Elements of the plan were later incorporated into the Allied occupation of Norway by Major General E. N. Bols’s British 6th Airborne Division and Colonel Edwin Walker’s US 474th Infantry (Separate) after the 12 May surrender of the 300,000 German troops in that country. The US element of this Allied force totalled some 5,000 men including a force headquarters and the 99th Battalion (Separate) with Norwegian-American personnel. The core of the US force comprised men who, up to 5 December 1944, had been on the strength of the Canadian/US 1st Special Service Force. At the disbandment of the 1st Special Service Force the Canadians left the unit, while 37 officers and 583 other ranks joined the US 82nd Airborne Division, and eight officers and 345 other ranks joined the 101st Airborne Division.
On 6 January 1945 the rump of the 1st Special Service Force was redesignated as the 474th Infantry (Separate), and comprised 684 officers and men of the original 1st Special Service force, 434 officers and men of the 1st, 3rd and 4th Ranger Battalions, 900 officers and men of the 99th Infantry Battalion (Separate) comprising Norwegian Americans, 156 officers and men of the 552nd Anti-Tank Company and 1,064 infantry replacements. On 1 April 1945 the 474th Infantry joined the US 3rd Army, and following in the wake of this army’s advance carried out security missions until VE-Day on 7 May. The 474th Infantry then departed northern France on 4 June, the bulk of the regiment by sea in tank landing ships to reach Norway on 7 June, but the 2/474th Infantry by air to reach Norway on 8 June.
The US force then became Brigadier General Owen Summers’s Task Force 'A', which was deployed in and around Oslo, the Norwegian capital, to disarm and repatriate the German forces in the Oslo Zone, which was all of southern Norway excluding the areas of Bergen and Mandal areas.
The British 6th Airborne Division took charge of disarmament in the rest of Norway excepting the far north, where the area of Narvik and Kirkenes came under Norwegian control.

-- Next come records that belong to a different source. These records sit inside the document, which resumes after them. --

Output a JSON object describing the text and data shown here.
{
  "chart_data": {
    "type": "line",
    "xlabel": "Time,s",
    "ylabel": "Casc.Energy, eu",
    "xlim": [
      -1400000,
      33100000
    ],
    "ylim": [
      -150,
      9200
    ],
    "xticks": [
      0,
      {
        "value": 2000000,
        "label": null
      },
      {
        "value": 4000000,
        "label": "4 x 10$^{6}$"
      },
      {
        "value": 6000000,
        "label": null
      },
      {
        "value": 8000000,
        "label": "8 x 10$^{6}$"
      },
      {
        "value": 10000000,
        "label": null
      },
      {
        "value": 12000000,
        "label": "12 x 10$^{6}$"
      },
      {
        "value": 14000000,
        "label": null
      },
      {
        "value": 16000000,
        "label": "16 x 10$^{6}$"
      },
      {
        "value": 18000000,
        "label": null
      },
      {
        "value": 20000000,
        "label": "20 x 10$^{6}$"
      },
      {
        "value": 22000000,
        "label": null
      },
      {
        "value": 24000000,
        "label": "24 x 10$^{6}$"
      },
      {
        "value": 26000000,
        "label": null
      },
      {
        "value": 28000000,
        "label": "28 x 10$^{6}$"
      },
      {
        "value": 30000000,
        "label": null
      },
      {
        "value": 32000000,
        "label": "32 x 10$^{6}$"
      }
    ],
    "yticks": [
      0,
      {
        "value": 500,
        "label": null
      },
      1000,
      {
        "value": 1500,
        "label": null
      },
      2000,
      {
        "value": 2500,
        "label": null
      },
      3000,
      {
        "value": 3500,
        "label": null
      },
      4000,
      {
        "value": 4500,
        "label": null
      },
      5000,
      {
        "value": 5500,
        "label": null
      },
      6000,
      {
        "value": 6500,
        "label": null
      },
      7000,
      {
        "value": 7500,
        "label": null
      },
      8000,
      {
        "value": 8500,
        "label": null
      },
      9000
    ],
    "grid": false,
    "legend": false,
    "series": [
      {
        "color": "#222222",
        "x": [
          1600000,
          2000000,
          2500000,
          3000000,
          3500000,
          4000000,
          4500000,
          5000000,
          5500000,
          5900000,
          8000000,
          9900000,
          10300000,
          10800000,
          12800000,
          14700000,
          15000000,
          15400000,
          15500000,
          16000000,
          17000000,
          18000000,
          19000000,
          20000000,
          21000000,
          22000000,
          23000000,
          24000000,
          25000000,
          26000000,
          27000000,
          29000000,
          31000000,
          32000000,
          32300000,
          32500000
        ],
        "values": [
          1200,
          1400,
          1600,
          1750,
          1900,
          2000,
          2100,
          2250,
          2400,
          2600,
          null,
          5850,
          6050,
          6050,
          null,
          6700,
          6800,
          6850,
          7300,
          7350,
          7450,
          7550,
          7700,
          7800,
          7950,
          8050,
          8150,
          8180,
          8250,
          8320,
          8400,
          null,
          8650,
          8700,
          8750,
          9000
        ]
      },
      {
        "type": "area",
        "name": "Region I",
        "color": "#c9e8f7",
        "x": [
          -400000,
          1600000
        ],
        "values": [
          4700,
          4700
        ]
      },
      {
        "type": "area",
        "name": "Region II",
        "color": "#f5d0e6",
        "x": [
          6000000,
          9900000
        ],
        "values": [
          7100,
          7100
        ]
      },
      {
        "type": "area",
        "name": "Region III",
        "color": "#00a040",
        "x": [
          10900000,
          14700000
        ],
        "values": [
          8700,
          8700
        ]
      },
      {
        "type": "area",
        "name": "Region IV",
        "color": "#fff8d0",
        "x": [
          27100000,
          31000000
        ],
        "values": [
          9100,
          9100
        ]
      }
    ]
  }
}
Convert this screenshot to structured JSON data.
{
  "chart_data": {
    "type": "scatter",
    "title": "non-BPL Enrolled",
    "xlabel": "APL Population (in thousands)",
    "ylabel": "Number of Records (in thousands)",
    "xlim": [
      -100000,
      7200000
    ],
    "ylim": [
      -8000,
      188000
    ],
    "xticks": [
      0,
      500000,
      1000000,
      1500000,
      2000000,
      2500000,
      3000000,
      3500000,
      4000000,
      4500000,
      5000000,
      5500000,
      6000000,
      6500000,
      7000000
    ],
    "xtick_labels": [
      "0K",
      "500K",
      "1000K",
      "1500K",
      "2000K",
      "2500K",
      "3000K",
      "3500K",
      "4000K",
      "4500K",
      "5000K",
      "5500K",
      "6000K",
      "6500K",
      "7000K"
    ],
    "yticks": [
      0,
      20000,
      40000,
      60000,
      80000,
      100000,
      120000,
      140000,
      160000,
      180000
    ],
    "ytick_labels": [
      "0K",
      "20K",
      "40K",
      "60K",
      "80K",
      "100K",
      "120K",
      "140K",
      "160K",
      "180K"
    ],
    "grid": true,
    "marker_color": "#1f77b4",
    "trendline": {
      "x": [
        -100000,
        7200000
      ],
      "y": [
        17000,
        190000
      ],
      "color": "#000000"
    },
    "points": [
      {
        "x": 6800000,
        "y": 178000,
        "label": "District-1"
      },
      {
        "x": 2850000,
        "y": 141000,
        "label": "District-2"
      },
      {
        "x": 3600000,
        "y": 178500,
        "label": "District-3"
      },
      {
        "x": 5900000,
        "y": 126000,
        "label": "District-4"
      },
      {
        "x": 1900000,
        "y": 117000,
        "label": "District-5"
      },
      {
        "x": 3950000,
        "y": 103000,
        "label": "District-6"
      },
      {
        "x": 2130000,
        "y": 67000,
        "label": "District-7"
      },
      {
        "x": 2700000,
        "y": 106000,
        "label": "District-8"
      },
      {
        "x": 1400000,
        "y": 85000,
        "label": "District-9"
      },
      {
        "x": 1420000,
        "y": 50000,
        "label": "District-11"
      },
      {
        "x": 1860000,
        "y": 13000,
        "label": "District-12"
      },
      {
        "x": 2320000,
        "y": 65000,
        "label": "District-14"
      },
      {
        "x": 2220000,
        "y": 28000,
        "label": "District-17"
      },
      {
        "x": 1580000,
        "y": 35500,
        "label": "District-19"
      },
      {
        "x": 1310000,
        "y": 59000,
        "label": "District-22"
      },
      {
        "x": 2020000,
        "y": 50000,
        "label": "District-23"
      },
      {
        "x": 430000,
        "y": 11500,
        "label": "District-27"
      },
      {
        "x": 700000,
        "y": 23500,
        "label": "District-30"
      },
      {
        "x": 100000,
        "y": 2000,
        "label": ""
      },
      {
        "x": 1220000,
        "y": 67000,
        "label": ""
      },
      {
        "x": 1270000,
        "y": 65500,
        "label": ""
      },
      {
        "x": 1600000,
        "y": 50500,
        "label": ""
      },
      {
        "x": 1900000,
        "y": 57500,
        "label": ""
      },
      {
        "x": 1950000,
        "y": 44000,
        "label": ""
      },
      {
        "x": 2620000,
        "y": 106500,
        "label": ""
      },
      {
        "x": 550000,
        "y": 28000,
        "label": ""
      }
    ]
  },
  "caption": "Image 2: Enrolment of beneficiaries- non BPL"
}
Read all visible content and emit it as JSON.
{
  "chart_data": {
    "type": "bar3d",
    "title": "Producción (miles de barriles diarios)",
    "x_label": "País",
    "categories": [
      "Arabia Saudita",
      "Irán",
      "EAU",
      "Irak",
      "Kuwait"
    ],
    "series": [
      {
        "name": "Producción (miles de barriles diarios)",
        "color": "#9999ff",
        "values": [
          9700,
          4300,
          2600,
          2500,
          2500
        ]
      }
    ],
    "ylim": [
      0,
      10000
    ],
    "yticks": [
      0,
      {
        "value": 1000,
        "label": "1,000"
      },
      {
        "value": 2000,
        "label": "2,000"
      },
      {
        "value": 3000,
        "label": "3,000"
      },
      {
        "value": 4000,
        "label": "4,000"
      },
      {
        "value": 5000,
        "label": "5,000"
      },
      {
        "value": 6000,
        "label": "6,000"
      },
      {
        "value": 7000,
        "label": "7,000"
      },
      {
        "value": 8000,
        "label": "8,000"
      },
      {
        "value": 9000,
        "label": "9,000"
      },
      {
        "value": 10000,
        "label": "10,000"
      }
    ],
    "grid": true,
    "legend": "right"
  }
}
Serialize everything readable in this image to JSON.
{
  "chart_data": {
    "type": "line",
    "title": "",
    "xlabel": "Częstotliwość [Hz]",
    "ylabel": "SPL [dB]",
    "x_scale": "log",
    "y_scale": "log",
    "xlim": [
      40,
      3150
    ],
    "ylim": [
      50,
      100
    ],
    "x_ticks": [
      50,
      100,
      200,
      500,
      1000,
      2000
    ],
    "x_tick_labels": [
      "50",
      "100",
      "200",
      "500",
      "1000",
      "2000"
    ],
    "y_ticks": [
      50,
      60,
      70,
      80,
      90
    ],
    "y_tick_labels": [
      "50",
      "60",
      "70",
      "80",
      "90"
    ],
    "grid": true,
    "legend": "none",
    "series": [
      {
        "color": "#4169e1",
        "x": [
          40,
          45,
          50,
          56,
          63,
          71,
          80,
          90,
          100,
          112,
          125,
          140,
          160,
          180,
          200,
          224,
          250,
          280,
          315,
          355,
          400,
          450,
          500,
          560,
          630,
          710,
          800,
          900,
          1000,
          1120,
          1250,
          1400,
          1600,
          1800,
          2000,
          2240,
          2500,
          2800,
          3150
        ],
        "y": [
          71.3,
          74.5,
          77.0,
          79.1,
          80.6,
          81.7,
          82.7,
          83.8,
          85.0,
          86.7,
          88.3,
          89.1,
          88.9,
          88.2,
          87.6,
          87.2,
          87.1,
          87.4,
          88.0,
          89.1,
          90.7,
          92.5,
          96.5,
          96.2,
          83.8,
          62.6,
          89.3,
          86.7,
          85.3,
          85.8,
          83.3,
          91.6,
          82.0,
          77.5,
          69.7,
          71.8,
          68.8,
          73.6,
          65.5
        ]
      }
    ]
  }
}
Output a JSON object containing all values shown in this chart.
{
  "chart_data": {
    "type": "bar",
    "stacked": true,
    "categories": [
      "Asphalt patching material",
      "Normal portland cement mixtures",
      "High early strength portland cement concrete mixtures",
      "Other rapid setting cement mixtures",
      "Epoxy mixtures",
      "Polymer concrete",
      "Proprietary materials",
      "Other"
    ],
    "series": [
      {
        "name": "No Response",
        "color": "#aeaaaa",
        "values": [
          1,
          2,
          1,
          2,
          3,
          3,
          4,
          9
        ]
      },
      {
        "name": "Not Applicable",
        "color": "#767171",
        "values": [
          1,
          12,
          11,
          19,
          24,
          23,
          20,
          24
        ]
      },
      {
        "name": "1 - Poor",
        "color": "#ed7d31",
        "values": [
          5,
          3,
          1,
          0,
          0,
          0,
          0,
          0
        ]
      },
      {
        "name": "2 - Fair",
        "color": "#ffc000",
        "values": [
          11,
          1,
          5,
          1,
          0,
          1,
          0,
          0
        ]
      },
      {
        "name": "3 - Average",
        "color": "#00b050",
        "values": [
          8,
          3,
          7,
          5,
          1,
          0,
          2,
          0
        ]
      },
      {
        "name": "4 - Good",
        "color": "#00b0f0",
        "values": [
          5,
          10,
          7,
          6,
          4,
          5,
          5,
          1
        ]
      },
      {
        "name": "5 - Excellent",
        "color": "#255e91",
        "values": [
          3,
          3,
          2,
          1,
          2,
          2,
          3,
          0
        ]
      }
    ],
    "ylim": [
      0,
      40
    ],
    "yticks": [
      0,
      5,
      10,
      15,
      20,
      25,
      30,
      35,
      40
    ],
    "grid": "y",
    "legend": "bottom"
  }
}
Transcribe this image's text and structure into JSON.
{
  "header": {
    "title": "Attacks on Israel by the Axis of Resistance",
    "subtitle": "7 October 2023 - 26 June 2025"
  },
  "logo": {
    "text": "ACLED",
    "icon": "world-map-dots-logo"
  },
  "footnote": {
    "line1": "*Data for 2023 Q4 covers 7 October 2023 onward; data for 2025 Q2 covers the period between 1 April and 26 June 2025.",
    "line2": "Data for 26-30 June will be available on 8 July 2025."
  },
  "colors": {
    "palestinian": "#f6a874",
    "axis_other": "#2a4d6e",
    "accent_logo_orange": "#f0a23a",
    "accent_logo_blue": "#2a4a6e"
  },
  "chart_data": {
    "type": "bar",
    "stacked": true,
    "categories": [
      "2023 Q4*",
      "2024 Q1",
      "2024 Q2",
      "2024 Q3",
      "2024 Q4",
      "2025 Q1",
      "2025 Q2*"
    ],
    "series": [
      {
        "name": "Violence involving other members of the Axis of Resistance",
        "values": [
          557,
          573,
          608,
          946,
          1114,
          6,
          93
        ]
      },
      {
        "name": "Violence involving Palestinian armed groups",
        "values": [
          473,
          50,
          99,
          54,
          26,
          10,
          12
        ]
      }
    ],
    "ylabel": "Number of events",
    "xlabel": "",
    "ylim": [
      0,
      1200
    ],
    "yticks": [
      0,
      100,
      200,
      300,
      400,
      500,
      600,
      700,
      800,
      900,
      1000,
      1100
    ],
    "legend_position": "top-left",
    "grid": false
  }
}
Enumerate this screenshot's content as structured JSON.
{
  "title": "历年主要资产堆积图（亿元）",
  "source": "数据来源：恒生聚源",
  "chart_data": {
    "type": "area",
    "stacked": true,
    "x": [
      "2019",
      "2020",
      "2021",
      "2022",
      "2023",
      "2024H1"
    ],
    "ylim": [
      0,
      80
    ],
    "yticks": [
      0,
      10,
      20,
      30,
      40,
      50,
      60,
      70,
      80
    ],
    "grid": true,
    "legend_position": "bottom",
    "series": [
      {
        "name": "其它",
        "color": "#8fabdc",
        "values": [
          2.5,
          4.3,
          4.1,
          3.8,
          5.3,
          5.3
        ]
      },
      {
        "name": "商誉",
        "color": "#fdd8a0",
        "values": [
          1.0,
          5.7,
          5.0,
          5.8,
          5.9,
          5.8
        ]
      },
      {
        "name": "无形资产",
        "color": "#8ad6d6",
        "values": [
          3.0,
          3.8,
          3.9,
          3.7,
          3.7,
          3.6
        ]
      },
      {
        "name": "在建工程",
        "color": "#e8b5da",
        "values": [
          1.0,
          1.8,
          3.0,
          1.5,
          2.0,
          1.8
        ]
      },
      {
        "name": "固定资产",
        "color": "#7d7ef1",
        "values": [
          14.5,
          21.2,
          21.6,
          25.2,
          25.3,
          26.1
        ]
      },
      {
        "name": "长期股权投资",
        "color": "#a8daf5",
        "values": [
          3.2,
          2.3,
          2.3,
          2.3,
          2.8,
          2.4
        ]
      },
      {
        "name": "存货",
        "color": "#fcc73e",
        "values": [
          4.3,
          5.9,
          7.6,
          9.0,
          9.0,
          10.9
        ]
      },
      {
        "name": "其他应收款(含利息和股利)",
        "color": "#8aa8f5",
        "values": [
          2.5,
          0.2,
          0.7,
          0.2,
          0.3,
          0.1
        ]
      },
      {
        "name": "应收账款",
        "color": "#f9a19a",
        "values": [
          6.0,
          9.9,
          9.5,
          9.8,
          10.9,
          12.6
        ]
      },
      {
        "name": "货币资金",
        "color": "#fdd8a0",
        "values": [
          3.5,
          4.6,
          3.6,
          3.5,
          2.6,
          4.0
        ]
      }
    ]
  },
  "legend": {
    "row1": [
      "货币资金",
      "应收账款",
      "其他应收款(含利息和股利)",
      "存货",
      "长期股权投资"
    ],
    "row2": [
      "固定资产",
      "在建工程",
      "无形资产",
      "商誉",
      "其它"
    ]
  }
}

The 1 and 2/474th Infantry settled into evacuated German installations at Drammen 27 miles (43.5 km) to the south-west of Oslo on the Drammenfjord, the 99th Battalion moved into a camp at Smestad on the edge of Oslo, and the regimental headquarters took over the old Rosa Hotel. It was not until a time late in July that screening camps had been readied and shipping made available for the repatriation process. The first Germans were sent home early in August and thereafter the 474th Infantry controlled the repatriation of almost 100,000 disarmed men in German ships for return to Bremen, Kiel and other north German ports. Early in October orders arrived for the withdrawal of all US troops from Norway, and on 15 October the regiment embarked in the transport Dominican Victory and departed Oslo’s port. The ship reached New York on 25 October, and the 474th Infantry was disbanded two days later.